Gawronski: Aqui, Comandante, para encerrar este tópico. Pode-se dizer que em Cuba o socialismo sempre se identificou com você pessoalmente. Você já pensou no que acontecerá com o socialismo quando você não estiver mais no poder?
Castro: Não acho que você possa identificar o socialismo com minha pessoa — eu não o inventei!
É verdade que, quando eu era um estudante universitário estudando economia política capitalista, me tornei um socialista utópico. Não conseguia entender as contradições, absurdos e injustiças do capitalismo. Mas é impossível associar um sistema a um só homem. É claro que os homens podem desempenhar um papel específico em certos momentos da história, mas nunca me passou pela cabeça que o socialismo pudesse ser associado a mim. Isso seria uma honra muito grande, uma honra que não quero roubar dos grandes teóricos do socialismo!
Acredito que nosso povo tem grande mérito em defender suas ideias, em defender sua independência e sua revolução contra as condições tremendamente difíceis que o bloqueio norte-americano lhes impõe. Tais provas de dignidade raramente são vistas na história.
O homem sozinho não pode fazer nada, só o povo pode.
Gawronski: Voltemos à fonte de todos os seus problemas, os Estados Unidos. Há pouco, antes de ligar o gravador para esta entrevista, ouvi você falar com uma espécie de admiração, ou pelo menos simpatia, por aquele país. É uma impressão precisa?
Castro: Eu nunca deixei de reconhecer os méritos do povo norte-americano. Não se deve esquecer que os Estados Unidos foram uma colônia que lutou muito por sua independência e a conquistou. Eles proclamaram a Declaração de Independência e escreveram a primeira constituição moderna.
Naturalmente, tudo isso estava dentro da estrutura de um conceito relativo de democracia e liberdade.

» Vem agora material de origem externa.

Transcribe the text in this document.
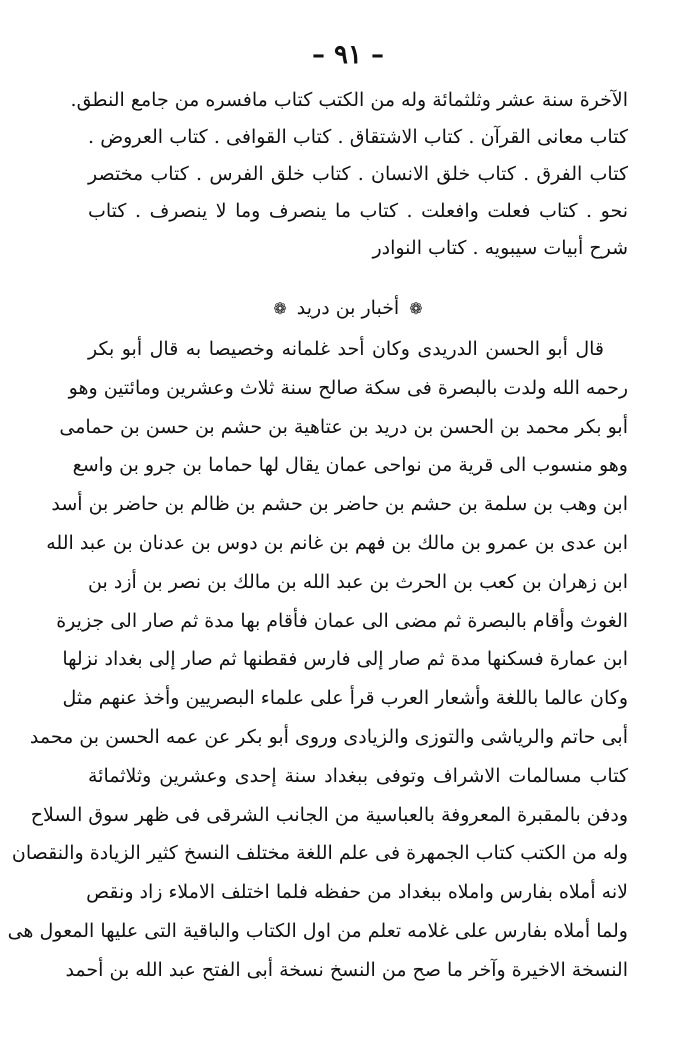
– ٩١ –
الآخرة سنة عشر وثلثمائة وله من الكتب كتاب مافسره من جامع النطق.
كتاب معانى القرآن . كتاب الاشتقاق . كتاب القوافى . كتاب العروض .
كتاب الفرق . كتاب خلق الانسان . كتاب خلق الفرس . كتاب مختصر
نحو . كتاب فعلت وافعلت . كتاب ما ينصرف وما لا ينصرف . كتاب
شرح أبيات سيبويه . كتاب النوادر
❁ أخبار بن دريد ❁
قال أبو الحسن الدريدى وكان أحد غلمانه وخصيصا به قال أبو بكر
رحمه الله ولدت بالبصرة فى سكة صالح سنة ثلاث وعشرين ومائتين وهو
أبو بكر محمد بن الحسن بن دريد بن عتاهية بن حشم بن حسن بن حمامى
وهو منسوب الى قرية من نواحى عمان يقال لها حماما بن جرو بن واسع
ابن وهب بن سلمة بن حشم بن حاضر بن حشم بن ظالم بن حاضر بن أسد
ابن عدى بن عمرو بن مالك بن فهم بن غانم بن دوس بن عدنان بن عبد الله
ابن زهران بن كعب بن الحرث بن عبد الله بن مالك بن نصر بن أزد بن
الغوث وأقام بالبصرة ثم مضى الى عمان فأقام بها مدة ثم صار الى جزيرة
ابن عمارة فسكنها مدة ثم صار إلى فارس فقطنها ثم صار إلى بغداد نزلها
وكان عالما باللغة وأشعار العرب قرأ على علماء البصريين وأخذ عنهم مثل
أبى حاتم والرياشى والتوزى والزيادى وروى أبو بكر عن عمه الحسن بن محمد
كتاب مسالمات الاشراف وتوفى ببغداد سنة إحدى وعشرين وثلاثمائة
ودفن بالمقبرة المعروفة بالعباسية من الجانب الشرقى فى ظهر سوق السلاح
وله من الكتب كتاب الجمهرة فى علم اللغة مختلف النسخ كثير الزيادة والنقصان
لانه أملاه بفارس واملاه ببغداد من حفظه فلما اختلف الاملاء زاد ونقص
ولما أملاه بفارس على غلامه تعلم من اول الكتاب والباقية التى عليها المعول هى
النسخة الاخيرة وآخر ما صح من النسخ نسخة أبى الفتح عبد الله بن أحمد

Embora a Declaração de Independência declarasse que todos os homens são criados livres e iguais, e que são dotados por seu criador de certos direitos, e que entre estes está a liberdade, a escravidão persistiu nos Estados Unidos por quase 100 anos depois disso. O que demonstra que as afirmações de princípio nem sempre correspondem, na prática, aos fatos.
Quando me defendi no Julgamento de Moncada, quando defendi o direito à insurreição contra a tirania, usei alguns dos conceitos da Declaração de Independência norte-americana, que eu havia lido como estudante — é muito bonita.

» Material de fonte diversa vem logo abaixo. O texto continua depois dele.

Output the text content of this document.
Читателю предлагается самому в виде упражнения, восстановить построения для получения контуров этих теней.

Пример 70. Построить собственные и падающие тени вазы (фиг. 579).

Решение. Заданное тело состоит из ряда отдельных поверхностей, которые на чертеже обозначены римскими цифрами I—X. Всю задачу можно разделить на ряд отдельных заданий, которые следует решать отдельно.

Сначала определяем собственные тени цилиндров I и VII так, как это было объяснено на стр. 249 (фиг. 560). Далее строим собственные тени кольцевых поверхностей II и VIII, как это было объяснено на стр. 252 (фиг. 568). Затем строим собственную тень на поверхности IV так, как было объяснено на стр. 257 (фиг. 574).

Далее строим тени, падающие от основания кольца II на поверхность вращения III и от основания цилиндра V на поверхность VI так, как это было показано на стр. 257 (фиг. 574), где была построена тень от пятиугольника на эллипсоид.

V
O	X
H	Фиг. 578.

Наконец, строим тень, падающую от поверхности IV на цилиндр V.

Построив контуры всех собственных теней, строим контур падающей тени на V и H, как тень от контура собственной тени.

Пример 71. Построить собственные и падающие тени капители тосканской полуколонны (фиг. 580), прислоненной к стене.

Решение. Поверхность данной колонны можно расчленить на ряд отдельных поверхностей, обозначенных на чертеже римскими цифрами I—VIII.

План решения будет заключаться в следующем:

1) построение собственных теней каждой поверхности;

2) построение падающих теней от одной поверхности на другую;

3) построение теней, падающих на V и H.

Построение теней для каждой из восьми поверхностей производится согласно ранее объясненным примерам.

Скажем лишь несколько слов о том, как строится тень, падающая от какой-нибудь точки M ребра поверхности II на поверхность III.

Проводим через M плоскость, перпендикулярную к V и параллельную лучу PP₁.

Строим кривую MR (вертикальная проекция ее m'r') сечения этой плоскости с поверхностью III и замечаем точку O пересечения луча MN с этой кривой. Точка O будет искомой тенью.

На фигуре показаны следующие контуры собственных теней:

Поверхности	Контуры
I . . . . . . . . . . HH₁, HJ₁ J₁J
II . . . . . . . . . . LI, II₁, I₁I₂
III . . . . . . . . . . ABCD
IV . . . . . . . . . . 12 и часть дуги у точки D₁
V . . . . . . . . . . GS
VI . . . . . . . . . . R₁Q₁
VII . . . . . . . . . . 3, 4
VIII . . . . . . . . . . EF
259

Sempre senti simpatia e admiração por Lincoln; desde muito jovem apreciei o papel de Roosevelt como estadista em tempos de crise e grande dificuldade, seu papel na luta contra o fascismo. Admirava o fato de que, apesar de ser uma pessoa com limitações físicas, ele era capaz de fazer tudo o que fazia. Ou veja Kennedy. Foi ele quem declarou o embargo contra Cuba, e foi presidente quando muitas tentativas de assassinato foram planejadas contra mim, mas eu não guardo rancor contra ele. Estou disposto a admitir que ele era um homem brilhante, inteligente e com um verdadeiro mérito pessoal.
O que eu quero dizer é que nunca me deixei levar pelo ódio e pelo ressentimento. E eu não falo apenas por mim: o povo cubano sempre tratou os cidadãos norte-americanos com respeito. Não semeamos o fanatismo, mas desenvolvemos entre nós o hábito de pensar, de raciocinar. Não dizemos “acreditar”, dizemos “pensar, analisar, meditar”. Nunca culpamos o povo norte-americano pelo bloqueio e agressão contra Cuba, porque entendemos que eles são bastante manipulados pelos meios de comunicação de massa. Vemos o povo norte-americano como vítima de manipulação, portanto não o consideramos responsável pela política agressiva dos Estados Unidos contra Cuba. Há muitos lugares na América Latina onde os norte-americanos são maltratados, devido às frustrações do povo. A psicologia cubana é a de um povo libertado e, portanto, não há necessidade de fanatismo, chauvinismo ou ódio contra outros povos.
Gawronski: Quantas tentativas de assassinato você sobreviveu em sua vida?
Castro: Se houvesse um evento olímpico nesta categoria, eu certamente teria levado o ouro para casa!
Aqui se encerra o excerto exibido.